Courtesy Chelsey Brown
(NEW YORK) — Thrift stores, antique fairs and flea markets in New York City are prime spots for finding valuable, hidden family heirlooms. When Chelsey Brown, an avid thrifter, was shown a letter written more than 75 years ago at the end of the Holocaust by a survivor, she knew where it belonged.
“The second that I had it transcribed, I just knew it had to go back to the right family,” Brown said. She found the note in late 2021.
The letter was written by Ilse Loewenberg, a woman who jumped out of a moving train that was headed to the Auschwitz concentration camp in 1943. She was part of an underground Nazi resistance group called Gemeinschaft für Frieden und Aufbau, or the Association for Peace and Development.
According to later documentation from her sister, Loewenberg walked a three-day-long journey back to Berlin after escaping.
In 1944, she was recaptured and put in solitary confinement in Berlin until she was liberated by Russian troops in July 1945.
Loewenberg lost her mother, father, two sisters and husband in the Holocaust.
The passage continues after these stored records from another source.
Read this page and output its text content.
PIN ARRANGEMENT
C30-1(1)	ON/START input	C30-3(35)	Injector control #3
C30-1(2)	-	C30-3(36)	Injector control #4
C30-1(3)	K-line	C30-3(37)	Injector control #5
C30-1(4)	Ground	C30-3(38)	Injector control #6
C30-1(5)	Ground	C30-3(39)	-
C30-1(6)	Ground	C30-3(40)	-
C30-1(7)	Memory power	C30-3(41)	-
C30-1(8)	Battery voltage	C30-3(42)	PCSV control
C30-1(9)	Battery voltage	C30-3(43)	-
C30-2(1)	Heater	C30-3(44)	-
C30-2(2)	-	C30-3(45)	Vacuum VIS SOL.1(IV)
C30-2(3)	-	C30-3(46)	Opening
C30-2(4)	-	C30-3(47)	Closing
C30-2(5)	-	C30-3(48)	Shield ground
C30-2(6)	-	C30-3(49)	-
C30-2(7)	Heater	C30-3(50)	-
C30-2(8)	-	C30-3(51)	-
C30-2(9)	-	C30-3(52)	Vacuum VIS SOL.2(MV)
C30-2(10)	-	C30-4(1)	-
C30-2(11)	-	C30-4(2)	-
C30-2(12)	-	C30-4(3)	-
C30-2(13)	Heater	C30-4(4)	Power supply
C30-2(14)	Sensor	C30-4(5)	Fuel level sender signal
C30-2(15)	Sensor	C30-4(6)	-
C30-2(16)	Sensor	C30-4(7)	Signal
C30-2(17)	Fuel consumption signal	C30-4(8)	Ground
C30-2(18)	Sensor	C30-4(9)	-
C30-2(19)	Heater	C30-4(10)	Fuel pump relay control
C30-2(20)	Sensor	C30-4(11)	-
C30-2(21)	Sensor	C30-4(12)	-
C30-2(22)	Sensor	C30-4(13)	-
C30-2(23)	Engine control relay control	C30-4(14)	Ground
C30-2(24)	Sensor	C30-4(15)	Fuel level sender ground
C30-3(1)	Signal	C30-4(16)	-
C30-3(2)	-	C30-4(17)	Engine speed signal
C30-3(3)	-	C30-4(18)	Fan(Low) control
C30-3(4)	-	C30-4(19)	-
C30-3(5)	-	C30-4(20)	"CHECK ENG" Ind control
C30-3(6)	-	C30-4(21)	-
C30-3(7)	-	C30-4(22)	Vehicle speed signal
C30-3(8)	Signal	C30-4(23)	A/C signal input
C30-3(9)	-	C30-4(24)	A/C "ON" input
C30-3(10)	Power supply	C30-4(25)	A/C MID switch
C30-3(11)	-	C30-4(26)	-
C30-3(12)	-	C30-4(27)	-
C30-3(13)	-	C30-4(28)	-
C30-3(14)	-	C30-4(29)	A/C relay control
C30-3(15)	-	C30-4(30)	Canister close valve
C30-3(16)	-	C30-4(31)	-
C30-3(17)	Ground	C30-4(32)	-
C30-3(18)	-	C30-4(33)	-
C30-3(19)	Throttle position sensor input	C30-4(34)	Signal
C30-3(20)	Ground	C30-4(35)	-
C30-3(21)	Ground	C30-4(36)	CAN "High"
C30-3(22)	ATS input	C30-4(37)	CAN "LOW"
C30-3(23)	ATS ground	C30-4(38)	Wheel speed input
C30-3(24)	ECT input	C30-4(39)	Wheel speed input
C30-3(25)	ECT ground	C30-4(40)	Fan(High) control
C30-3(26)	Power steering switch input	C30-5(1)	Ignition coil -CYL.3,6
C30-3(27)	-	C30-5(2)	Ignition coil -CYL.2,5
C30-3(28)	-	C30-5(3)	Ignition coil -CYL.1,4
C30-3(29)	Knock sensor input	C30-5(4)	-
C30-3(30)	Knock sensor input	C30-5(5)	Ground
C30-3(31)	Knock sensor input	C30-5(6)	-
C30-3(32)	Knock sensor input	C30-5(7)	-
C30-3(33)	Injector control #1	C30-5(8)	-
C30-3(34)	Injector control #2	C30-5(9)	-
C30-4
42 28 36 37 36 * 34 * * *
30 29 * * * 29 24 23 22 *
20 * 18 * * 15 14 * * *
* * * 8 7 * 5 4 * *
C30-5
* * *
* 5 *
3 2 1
After she was freed, she wrote a letter to her living sister, Carla, who had immigrated to England prior to the war. Carla was the only sister and family member of Loewenberg’s to survive the tragedy.
“Through the kindness of our liberators, I am able to give you a sign of life from me after so many years,” Loewenberg wrote in German. “Dad, Mom, Grete, Lottchen and Hermann: no one is alive anymore. My pain is unspeakably big. My husband, whom I married 3.5 years ago, was also taken from me! … When there will be a regular mail connection, I will tell you everything in detail.”
That’s the letter that Brown bought from a flea market vendor.
Brown discovered the details of the family tree through MyHeritage.com, a global family history platform that retains historical records.
She discovered that both Loewenberg and Carla immigrated to the United States and settled in Forest Hills, New York, in 1948. Neither Loewenberg or Carla had children, but they did have extended families via their husbands.
Brown found Jill Butler, the daughter of Loewenberg’s brother-in-law’s brother. Butler and Loewenberg, who used to live near each other, were close before Loewenberg died in 2001.
When Brown sent Butler the letter, Butler and her family were moved.
“My whole family is truly in awe of all you have done for us,” Butler said in a letter back to Brown. “We all loved our Great-Aunt Ilse and are thrilled beyond words to read her thoughts in her own handwriting after she emerged from the depths of the European inferno.”
She added, “May God bless your noble work, and may you receive many blessings in return for all you do for families like mine.”
Brown, whose family also lost members in the Holocaust, now feels a deep connection to Loewenberg and said her story has inspired her.
“She’s a bit of inspiration for everyone to be better in life. After the war, Ilse actually sent supplies to the family that helped hide her in Berlin,” she said. “She really is an example of doing good in a world or being kind in a world that isn’t.”
Brown, who has done hundreds of heirloom returns, has said the stories have taught her a lot about life and relationships and that she wishes more people could be reconnected with family heirlooms.
“It does break my heart, because I’m sure that there’s a ton of items I could help reunite with her rightful families,” Brown said. “We shouldn’t be selling these items. It should be illegal. They should be going back to their families.”
She added, “The reason why people connected with my heirloom returns on social media is because it shows that there is magic in the lives of average people,” Brown said. “We each have our own unique ancestry and story, and I think that’s what our world and generation needs right now.”